La lecture du parc complète l'analyse : de l'ordre de 518 maisons individuelles, un bassin de travaux structuré autour de CC du Val Marnaysien, 354 diagnostics publiés pour 1 000 résidences principales. Ce volume ne préjuge d'aucune éligibilité individuelle : il indique seulement où se concentrent, à Marnay, les situations où le scénario décrit sur cette page a le plus de chances d'être pertinent.
Le choix du scénario change l'assiette : à Marnay, elle passe de 30 000 € HT à deux classes à 40 000 € HT dès trois classes. Avec le logement loué chiffré autour de 7 839 000 €, l'arbitrage consiste à vérifier si le poste complémentaire nécessaire pour franchir la troisième classe coûte moins que le supplément d'aide qu'il déclenche.
Dans l'ordonnancement du chantier à Marnay, la remise à niveau d'un logement mis en location mobilise un opérateur agréé par l'Anah pendant cinq à neuf mois. Cette durée se cale entre l'audit préalable et la mise en service du générateur : la déplacer en fin de chantier oblige presque toujours à reprendre des interfaces déjà refermées.
Le rythme local de diagnostic se lit dans les chiffres publics : 354 DPE pour 1 000 résidences principales à Marnay (256 au total). Ce niveau d'activité fixe les délais réels de un opérateur agréé par l'Anah et donc la date de démarrage possible pour la remise à niveau d'un logement mis en location.

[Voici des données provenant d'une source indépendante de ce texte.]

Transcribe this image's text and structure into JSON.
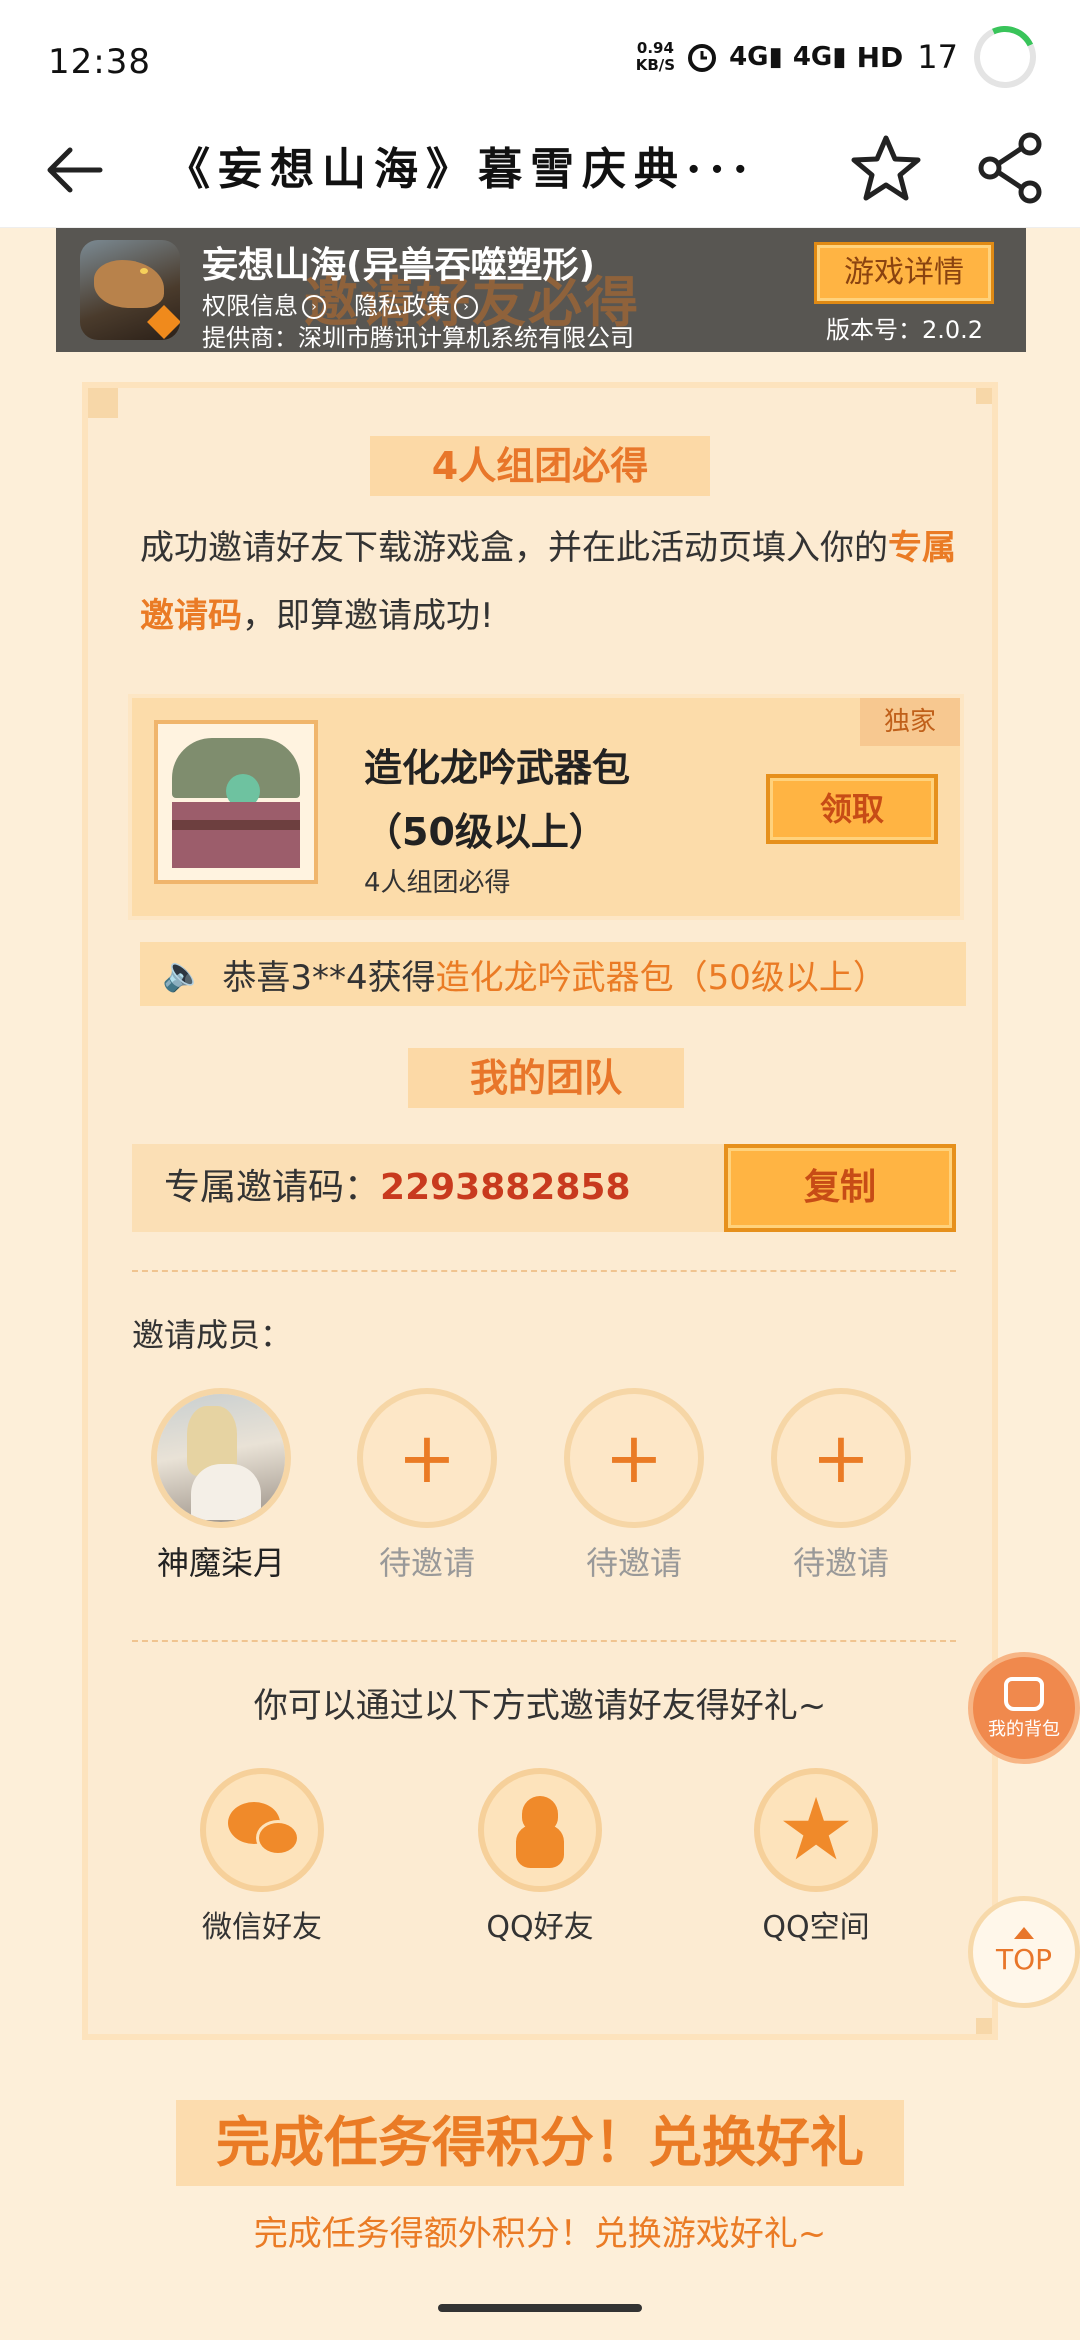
{
  "status_bar": {
    "time": "12:38",
    "net_speed_value": "0.94",
    "net_speed_unit": "KB/S",
    "signal_1": "4G",
    "signal_2": "4G",
    "hd": "HD",
    "battery": "17"
  },
  "header": {
    "title": "《妄想山海》暮雪庆典···",
    "icons": [
      "back-arrow-icon",
      "star-icon",
      "share-icon"
    ]
  },
  "game_banner": {
    "name": "妄想山海(异兽吞噬塑形)",
    "permission_label": "权限信息",
    "privacy_label": "隐私政策",
    "provider": "提供商：深圳市腾讯计算机系统有限公司",
    "detail_button": "游戏详情",
    "version": "版本号：2.0.2",
    "background_text": "邀请好友必得"
  },
  "team_section": {
    "title": "4人组团必得",
    "desc_part1": "成功邀请好友下载游戏盒，并在此活动页填入你的",
    "desc_highlight": "专属邀请码",
    "desc_part2": "，即算邀请成功!",
    "reward": {
      "tag": "独家",
      "name": "造化龙吟武器包（50级以上）",
      "sub": "4人组团必得",
      "claim_button": "领取"
    },
    "congrats": {
      "prefix": "恭喜3**4获得",
      "prize": "造化龙吟武器包（50级以上）"
    }
  },
  "my_team": {
    "title": "我的团队",
    "invite_label": "专属邀请码：",
    "invite_code": "2293882858",
    "copy_button": "复制",
    "members_label": "邀请成员：",
    "members": [
      {
        "name": "神魔柒月"
      },
      {
        "name": "待邀请"
      },
      {
        "name": "待邀请"
      },
      {
        "name": "待邀请"
      }
    ]
  },
  "share": {
    "title": "你可以通过以下方式邀请好友得好礼~",
    "options": [
      {
        "label": "微信好友",
        "icon": "wechat-icon"
      },
      {
        "label": "QQ好友",
        "icon": "qq-icon"
      },
      {
        "label": "QQ空间",
        "icon": "qzone-icon"
      }
    ]
  },
  "bottom": {
    "title": "完成任务得积分！兑换好礼",
    "subtitle": "完成任务得额外积分！兑换游戏好礼~"
  },
  "floating": {
    "bag_label": "我的背包",
    "top_label": "TOP"
  },
  "colors": {
    "accent": "#ea7b25",
    "page_bg": "#fdefd9",
    "card_bg": "#fcebd2",
    "button_bg": "#ffb443",
    "code_red": "#c83a1e"
  }
}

Pourquoi la même solution ne se classe pas au même rang partout : à Marnay relève de la zone H1c, dont la base conventionnelle atteint 250 kWh/m²/an. Le temps de retour de la remise à niveau d'un logement mis en location s'en trouve mécaniquement raccourci par rapport aux zones plus douces.

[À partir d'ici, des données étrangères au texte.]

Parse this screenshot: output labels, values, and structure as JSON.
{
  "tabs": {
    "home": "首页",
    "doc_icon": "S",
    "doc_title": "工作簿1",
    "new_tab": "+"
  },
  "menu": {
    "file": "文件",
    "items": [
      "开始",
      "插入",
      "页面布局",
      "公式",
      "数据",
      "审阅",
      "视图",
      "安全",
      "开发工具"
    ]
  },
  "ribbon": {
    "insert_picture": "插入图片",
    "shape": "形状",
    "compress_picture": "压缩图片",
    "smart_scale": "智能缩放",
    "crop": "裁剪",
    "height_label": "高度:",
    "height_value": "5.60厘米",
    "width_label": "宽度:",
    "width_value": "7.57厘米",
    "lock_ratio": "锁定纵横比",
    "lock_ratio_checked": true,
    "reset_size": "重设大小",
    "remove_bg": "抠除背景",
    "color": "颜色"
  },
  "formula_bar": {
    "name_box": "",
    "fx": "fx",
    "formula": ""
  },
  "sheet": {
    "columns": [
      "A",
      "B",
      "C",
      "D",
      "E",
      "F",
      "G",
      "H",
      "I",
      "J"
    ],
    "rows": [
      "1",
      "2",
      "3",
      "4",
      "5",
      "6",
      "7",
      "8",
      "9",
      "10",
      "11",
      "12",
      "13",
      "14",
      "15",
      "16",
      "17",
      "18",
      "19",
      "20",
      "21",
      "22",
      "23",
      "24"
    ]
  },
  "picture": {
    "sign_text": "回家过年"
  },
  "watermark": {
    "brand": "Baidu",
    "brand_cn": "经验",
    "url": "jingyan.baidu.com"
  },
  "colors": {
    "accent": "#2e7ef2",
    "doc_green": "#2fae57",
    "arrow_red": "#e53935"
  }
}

Le gain se calcule, il ne s'annonce pas : la remise à niveau d'un logement mis en location traite 40 à 60 % du besoin. Appliqué au cas de référence à Marnay, en zone H1c, cela ramène 10 473 à 15 709 kWh par an, valorisés 1 125 € à 1 687 € au tarif conventionnel 2026.
Sur le cas type retenu à Marnay — 105 m² en zone H1c — la remise à niveau d'un logement mis en location porte sur environ 234 logement du parc locatif. Au prix de marché observé, 22 000 à 45 000 € par logement du parc locatif, le poste ressort entre 5 148 000 € et 10 530 000 € TTC, à comparer à l'assiette plafonnée de 40 000 € HT mobilisable dès trois classes gagnées.
Contexte urbain à Marnay : 723 résidences principales pour 1 528 habitants. Sur la remise à niveau d'un logement mis en location, cela se traduit par des contraintes d'accès, d'occupation temporaire du domaine public et de livraison qui pèsent réellement sur le prix final.